The other problem I feel is that the artist is going for a dramatic lighting effect, but it's not dramatic enough and because of this, it feels very flat and uninteresting. Everything but the car feels like the same contrast, this muted dull gloomy nature. While that might intentional, most people want to see excitement in an action movie poster like fire or glowing technical bits and backgrounds - something that sizzles and stands out the moment you spot it. Remember that movie posters are competing for your attention when you see them in the same place.
Perhaps it's just that I believe light plays a very important part in our visual response to things when it comes to art. I use a lot of vibrancy in my artwork because I like people to see something bright out of the corner of their eye and go "what's that"? Like a moth to flame, capture someone's attention enough for them to take another look.
I'm not crazy about the typography placement either - Why do we need it? We know it's Knight Rider by the scanner in the car's grille and the obvious K.I.T.T. vox lines. Let's say however for the sake of example though the studio required a tagline with "Knight". Why do we take so long to read it? Because we're being visually instructed to start top to bottom. The importance of a tagline is understated here as an after thought - there's nothing that leads to the "reveal".
Typography is key in movie posters.
Therefore I have made some subtle yet I feel effective changes to assign a more organized reader hierachy to this image. Having cropped the deadspace by bringing the sky down more to the car and getting rid of a lot of deadspace background desert detail we really don't need, we can now focus on the core elements of the teaser poster. I also darkened the sky since it was fading to black anyway to be more balanced with the fade along the bottom of the poster.

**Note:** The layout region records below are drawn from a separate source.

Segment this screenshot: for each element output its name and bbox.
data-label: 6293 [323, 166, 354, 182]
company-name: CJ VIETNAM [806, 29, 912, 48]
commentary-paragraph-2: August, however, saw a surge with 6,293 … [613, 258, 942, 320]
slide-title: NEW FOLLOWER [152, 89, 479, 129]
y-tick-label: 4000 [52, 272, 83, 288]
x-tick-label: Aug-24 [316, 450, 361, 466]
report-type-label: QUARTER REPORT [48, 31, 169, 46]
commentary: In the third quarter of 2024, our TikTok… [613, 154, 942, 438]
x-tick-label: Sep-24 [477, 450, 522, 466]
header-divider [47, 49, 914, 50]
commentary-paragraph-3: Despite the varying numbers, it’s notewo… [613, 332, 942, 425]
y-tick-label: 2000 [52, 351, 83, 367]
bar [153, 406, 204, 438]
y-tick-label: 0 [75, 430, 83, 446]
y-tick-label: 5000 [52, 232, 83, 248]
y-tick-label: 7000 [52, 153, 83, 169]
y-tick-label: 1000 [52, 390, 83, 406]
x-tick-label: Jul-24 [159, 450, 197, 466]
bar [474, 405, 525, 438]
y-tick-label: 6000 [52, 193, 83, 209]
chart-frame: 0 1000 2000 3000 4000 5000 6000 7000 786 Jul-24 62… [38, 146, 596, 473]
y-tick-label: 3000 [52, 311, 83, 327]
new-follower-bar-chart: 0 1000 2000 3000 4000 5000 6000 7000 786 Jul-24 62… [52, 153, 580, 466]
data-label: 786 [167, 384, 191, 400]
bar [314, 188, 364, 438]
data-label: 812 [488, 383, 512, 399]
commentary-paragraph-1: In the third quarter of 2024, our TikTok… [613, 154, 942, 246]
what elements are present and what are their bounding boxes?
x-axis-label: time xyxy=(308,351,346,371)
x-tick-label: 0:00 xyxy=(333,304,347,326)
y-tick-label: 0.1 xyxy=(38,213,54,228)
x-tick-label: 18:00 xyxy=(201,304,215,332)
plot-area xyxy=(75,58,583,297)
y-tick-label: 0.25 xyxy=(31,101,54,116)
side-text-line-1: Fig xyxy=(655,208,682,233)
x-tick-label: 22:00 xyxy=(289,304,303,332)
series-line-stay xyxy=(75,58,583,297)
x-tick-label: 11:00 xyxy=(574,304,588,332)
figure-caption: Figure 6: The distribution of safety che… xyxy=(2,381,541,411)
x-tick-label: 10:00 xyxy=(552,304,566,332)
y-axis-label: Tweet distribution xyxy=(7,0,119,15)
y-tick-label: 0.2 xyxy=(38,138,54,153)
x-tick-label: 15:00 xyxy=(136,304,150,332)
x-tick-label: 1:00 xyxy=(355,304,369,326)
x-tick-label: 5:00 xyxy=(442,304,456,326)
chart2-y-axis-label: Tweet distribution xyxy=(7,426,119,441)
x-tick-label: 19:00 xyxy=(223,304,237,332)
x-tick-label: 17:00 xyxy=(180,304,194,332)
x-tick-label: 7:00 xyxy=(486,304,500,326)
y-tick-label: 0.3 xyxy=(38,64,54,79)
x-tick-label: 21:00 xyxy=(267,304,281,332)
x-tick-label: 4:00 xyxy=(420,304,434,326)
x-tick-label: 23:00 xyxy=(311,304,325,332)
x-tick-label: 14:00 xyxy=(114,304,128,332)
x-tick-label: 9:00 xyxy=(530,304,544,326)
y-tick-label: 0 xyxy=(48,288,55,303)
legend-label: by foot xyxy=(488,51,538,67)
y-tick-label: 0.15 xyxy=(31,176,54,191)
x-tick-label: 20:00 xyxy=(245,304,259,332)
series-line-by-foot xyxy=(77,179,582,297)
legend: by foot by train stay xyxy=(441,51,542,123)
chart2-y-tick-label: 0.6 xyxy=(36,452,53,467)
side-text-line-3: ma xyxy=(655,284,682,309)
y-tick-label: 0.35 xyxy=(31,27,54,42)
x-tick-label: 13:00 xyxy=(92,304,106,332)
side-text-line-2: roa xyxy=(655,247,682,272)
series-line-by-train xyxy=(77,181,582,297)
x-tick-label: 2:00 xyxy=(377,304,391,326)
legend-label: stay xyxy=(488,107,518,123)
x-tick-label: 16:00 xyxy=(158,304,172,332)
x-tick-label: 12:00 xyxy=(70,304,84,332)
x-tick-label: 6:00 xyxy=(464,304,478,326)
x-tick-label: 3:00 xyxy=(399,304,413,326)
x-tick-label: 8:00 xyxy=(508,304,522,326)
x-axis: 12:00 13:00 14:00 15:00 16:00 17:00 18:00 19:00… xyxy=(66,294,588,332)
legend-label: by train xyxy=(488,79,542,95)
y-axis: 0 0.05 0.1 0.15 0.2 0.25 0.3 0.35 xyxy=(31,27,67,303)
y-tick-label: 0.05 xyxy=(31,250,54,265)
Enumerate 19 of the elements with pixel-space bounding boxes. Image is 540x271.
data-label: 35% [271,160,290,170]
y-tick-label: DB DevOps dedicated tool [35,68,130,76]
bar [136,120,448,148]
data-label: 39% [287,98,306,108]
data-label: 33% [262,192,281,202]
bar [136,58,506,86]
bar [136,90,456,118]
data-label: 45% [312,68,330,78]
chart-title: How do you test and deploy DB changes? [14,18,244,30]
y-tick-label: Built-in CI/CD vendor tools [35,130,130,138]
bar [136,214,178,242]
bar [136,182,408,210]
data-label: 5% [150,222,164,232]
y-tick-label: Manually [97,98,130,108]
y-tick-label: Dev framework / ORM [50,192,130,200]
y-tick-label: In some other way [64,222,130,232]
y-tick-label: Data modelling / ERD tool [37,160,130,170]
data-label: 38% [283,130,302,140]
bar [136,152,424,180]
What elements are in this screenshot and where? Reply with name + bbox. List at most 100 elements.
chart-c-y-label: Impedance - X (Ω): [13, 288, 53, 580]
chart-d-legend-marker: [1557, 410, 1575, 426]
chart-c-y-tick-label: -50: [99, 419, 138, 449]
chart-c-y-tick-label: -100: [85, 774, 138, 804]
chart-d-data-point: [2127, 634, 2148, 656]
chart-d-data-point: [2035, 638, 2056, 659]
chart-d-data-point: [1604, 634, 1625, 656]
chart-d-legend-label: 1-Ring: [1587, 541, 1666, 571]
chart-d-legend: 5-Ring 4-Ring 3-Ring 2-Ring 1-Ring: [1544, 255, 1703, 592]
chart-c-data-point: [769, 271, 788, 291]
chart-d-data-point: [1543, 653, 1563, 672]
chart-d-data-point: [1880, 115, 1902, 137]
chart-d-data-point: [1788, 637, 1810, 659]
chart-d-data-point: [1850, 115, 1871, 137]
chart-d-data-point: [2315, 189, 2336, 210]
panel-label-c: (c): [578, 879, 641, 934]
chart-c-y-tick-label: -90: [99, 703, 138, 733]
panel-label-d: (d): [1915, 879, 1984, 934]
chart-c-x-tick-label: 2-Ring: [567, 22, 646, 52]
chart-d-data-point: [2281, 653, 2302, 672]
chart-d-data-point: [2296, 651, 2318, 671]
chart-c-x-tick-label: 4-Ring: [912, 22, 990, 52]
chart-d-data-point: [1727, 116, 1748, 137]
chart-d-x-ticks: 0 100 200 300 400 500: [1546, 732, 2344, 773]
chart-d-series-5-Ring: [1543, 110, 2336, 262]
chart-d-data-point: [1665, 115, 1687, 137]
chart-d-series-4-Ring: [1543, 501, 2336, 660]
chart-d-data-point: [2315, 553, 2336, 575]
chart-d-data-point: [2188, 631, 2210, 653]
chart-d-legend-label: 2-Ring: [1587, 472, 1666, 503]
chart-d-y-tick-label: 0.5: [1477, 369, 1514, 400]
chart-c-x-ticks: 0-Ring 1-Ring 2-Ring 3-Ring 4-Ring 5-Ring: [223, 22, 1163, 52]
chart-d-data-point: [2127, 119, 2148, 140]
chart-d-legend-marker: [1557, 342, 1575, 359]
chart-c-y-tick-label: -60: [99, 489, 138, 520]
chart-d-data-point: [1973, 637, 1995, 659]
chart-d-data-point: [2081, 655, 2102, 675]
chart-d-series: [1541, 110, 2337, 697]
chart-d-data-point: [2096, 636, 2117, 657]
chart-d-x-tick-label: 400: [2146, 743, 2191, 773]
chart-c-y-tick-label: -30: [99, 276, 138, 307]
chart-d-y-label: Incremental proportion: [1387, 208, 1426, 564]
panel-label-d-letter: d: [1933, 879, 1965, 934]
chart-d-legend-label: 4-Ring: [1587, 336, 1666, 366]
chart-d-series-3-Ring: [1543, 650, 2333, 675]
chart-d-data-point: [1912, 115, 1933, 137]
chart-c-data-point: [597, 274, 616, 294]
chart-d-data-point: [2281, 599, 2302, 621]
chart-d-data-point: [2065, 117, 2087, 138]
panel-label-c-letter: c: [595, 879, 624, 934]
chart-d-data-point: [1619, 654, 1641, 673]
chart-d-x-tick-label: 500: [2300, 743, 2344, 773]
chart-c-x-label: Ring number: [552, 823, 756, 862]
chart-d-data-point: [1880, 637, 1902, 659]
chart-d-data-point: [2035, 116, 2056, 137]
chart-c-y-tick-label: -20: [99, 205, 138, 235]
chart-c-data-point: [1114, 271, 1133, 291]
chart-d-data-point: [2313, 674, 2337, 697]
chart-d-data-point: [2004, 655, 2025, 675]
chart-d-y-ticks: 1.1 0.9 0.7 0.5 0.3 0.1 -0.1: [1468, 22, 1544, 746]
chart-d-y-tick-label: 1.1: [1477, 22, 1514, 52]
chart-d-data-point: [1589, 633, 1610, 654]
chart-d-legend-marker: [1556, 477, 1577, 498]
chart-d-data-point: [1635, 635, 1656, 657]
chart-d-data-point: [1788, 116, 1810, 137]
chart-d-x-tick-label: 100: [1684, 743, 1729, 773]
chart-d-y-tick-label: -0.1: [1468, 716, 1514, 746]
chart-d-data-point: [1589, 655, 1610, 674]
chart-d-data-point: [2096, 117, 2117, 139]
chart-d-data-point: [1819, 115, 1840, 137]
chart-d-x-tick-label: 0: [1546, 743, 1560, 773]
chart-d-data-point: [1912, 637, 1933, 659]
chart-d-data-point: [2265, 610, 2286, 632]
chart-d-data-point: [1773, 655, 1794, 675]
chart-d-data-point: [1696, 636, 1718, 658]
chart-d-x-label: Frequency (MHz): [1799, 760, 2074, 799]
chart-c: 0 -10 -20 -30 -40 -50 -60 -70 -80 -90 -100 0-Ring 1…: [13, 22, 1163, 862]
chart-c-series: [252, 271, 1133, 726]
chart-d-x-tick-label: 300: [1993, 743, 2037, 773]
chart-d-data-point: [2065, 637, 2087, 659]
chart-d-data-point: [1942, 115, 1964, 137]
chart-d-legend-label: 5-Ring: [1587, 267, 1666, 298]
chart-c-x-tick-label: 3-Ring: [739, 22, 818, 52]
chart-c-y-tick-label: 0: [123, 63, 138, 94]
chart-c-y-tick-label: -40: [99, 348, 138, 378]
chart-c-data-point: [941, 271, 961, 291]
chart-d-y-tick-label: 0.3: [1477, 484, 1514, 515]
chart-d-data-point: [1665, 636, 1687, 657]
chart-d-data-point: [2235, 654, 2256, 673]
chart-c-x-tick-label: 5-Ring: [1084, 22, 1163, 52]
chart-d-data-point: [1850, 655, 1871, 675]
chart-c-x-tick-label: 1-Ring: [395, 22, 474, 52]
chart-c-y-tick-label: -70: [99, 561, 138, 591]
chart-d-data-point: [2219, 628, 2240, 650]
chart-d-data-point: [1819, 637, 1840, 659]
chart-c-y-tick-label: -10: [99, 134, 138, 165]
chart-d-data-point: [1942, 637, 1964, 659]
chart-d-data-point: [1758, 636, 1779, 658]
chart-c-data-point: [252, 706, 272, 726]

You start with the text at the top - KNIGHT WILL FALL - then the red voice bars, then the car, and finally the release date.
This allows you the viewer to understand what the poster is trying to tell you - why you should care - and when to look for the movie to come out.
I think this is infinately more effective to looking like an "official" movie poster would.
See how much of a difference this makes by addressing and solving most of the solutions I have explained in the previous images? While I could not do anything about the steering wheel issue being on the wrong side, I did remove the red tinge from the right and take out the offending black line. I also darkened up the continuing road behind the car because it's not important to the poster - it's there but less noticeable. I also softened up the secondary clouds a bit more.
The only details I would change at this point, I can't effectively do without the original file and that is either make the voice bars larger or smaller from the size of the car and bring them further down and get rid of that shadowy "rock" thing obscuring the sunlight. I think seeing the sun is very important as the origin of a light source and we always saw the sun in the end credits of Knight Rider, so it would make more sense to reflecting on the original series as well.
So anyway my friends, that's the story on this "poster" and some tips on how to spot a real professional poster from a fanart creation. It's all in the attention to detail and using visual tricks to focus a viewer to look at specific points in an image. There's a lot of psychology involved along with just the final image you're seeing when you go to a theater and see movie posters there competing for your attention.
I hope this has been informative and enjoy! Feel free to leave comments or ask questions.